Perceval vient d’échapper à sa mère qu’il a laissée mourante de douleur sur le seuil de sa porte. En compagnie de beaux chevaliers il est parti pour la Cour d’Artur, et de là pour les aventures dont la troisième l’amènera au château mystérieux du Roi-pêcheur. Nous apprendrons par la suite que ce personnage avait été navré d’un javelot « parmi les hanches », c’est-à-dire sans euphémisme, éviré :
S’en est encor si angoisseus / qu’il ne puet sor ceval monter ; / mais quant il se viut déporter / u d’aucun déduit entremetre, / si se fet en une nef métré, / si va pescier al amençon ; / por çou li rois Pescière a nom (v. 4692-98).
Introduit dans une vaste salle carrée où brûle entre quatre colonnes un grand feu, le jeune homme est invité à s’asseoir à côté du lit où gît le royal malade. On lui fait don d’une épée magique. À peine l’a-t-il reçue qu’une porte s’ouvre :
Uns varlès d’une cambre vint, / qui une blance lance tint, / enpoingnie par emmi leu ; / si passa par entre le feu / et cil ki sor le lit séoient, / et tout cil ki laiens estoient / virent la lance et le fer blanc : / s’en ist une goûte de sanc / del fer de la lance el somet, / et, jusqu’à la main au varlet, / couloit cele goûte vermelle (v. 4369-79).
Puis voici venir deux valets élevant en leurs mains des chandeliers sur lesquels brûlent dix chandelles. Ensuite une demoiselle avec un vase, le Graal. À son entrée il se fait une si vive clarté que les chandelles pâlissent, comme les étoiles au lever du soleil. Enfin une seconde demoiselle tenant un plat d’or fin. Toutes les deux défilent également entre le feu et le lit, et comme le porte-lance, s’évanouissent par une autre porte. Deux fois hélas ! Perceval retient sur ses lèvres la question attendue : « À quoi sert ce Graal ? », et le cortège s’écoule. On se met à table et voici de nouveau qu’à chaque plat le Graal « par devant eux s’en trespassa ». Et à chaque fois Perceval garde un silence fatal, si bien qu’au lieu de guérir le roi par une parole judicieuse, il le laisse dans son triste état, non sans subir lui-même les fâcheuses conséquences de son mutisme, lorsque le lendemain à son réveil le château par vengeance le rejette et s’efface à ses yeux.

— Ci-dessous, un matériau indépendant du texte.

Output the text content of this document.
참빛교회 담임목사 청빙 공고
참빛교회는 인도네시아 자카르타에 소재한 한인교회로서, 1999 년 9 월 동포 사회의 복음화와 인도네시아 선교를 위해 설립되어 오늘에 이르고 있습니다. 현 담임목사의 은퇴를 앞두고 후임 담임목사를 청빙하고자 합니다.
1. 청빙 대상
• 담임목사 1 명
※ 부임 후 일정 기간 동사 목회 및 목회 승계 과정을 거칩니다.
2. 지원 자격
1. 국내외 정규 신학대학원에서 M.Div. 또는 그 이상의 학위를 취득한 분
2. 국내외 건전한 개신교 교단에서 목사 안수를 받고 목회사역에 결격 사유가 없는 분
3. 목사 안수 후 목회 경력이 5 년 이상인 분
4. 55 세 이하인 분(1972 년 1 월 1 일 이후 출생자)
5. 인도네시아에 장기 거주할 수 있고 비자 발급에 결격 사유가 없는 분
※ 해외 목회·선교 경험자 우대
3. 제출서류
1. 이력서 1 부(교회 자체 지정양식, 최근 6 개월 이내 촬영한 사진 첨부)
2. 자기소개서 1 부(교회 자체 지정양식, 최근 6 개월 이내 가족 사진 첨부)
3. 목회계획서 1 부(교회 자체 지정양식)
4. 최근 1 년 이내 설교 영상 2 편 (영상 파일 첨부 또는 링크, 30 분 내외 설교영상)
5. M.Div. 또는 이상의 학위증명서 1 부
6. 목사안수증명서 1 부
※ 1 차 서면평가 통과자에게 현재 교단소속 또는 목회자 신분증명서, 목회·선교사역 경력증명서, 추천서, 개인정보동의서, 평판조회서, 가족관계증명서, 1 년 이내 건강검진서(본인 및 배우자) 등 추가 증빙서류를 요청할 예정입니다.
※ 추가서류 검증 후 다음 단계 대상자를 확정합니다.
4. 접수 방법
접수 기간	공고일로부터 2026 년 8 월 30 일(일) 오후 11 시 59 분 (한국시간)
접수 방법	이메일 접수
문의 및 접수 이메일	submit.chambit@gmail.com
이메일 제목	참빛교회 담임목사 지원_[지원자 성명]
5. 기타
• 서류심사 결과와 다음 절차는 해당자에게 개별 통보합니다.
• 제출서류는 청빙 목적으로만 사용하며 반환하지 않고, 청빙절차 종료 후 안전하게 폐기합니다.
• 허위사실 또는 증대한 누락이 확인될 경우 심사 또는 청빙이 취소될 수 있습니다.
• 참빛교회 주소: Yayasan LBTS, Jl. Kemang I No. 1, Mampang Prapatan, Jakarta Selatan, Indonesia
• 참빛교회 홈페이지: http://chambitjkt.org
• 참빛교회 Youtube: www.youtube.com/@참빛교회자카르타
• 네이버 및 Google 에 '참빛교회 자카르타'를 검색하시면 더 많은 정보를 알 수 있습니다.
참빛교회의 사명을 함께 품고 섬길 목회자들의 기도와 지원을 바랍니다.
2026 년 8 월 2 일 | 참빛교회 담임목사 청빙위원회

Ensuite se déroule une série d’aventures dont la dernière le conduit chez un ermite qui se trouve être l’oncle du Roi-pêcheur et de Perceval. On mesure la vraisemblance de ces rencontres et de ces parentés imaginées pour provoquer la confidence, c’est-à-dire par l’exigence logique de trouver la clef du Graal, qu’on cherche d’abord dans une solution morale, la punition d’une faute !
La faute de Perceval, selon le conte primitif serait de n’avoir pas demandé l’explication du mystère ; c’est la question omise.
Qui ne voit cependant qu’il n’y avait là de la part du damoiseau qu’une marque de discrétion et de bonne éducation conforme aux bienséances que venait de lui enseigner le prud’homme ? Comment croire qu’en obéissant à la politesse Perceval ait péché ? Aussi sa cousine germaine intervenue peu après le départ du château ajoutera-t-elle qu’il lui faut voir sa culpabilité dans la mort de sa mère. Mais en quoi ce malheur serait-il moralement imputable au fils toujours aimant, impatient de retrouver le cher visage ?
Voilà pourquoi l’ermite à son tour dénoncera finalement chez Perceval un autre péché, la perte de la foi. Mais cet accident n’aura lieu qu’après coup. Au moment de l’omission Perceval est croyant. Alors ?
On le sent, le romancier achoppe sur un problème insoluble pour lui et il s’égare pour l’éclaircir dans le maquis de la casuistique. Ce n’est qu’au bout du compte qu’abandonnant ce terrain épineux il tentera d’élucider l’énigme en transposant le Graal sur le plan religieux, pour en faire non plus le mythe obscur d’une guérison et d’un châtiment mais la figure d’un sacrement.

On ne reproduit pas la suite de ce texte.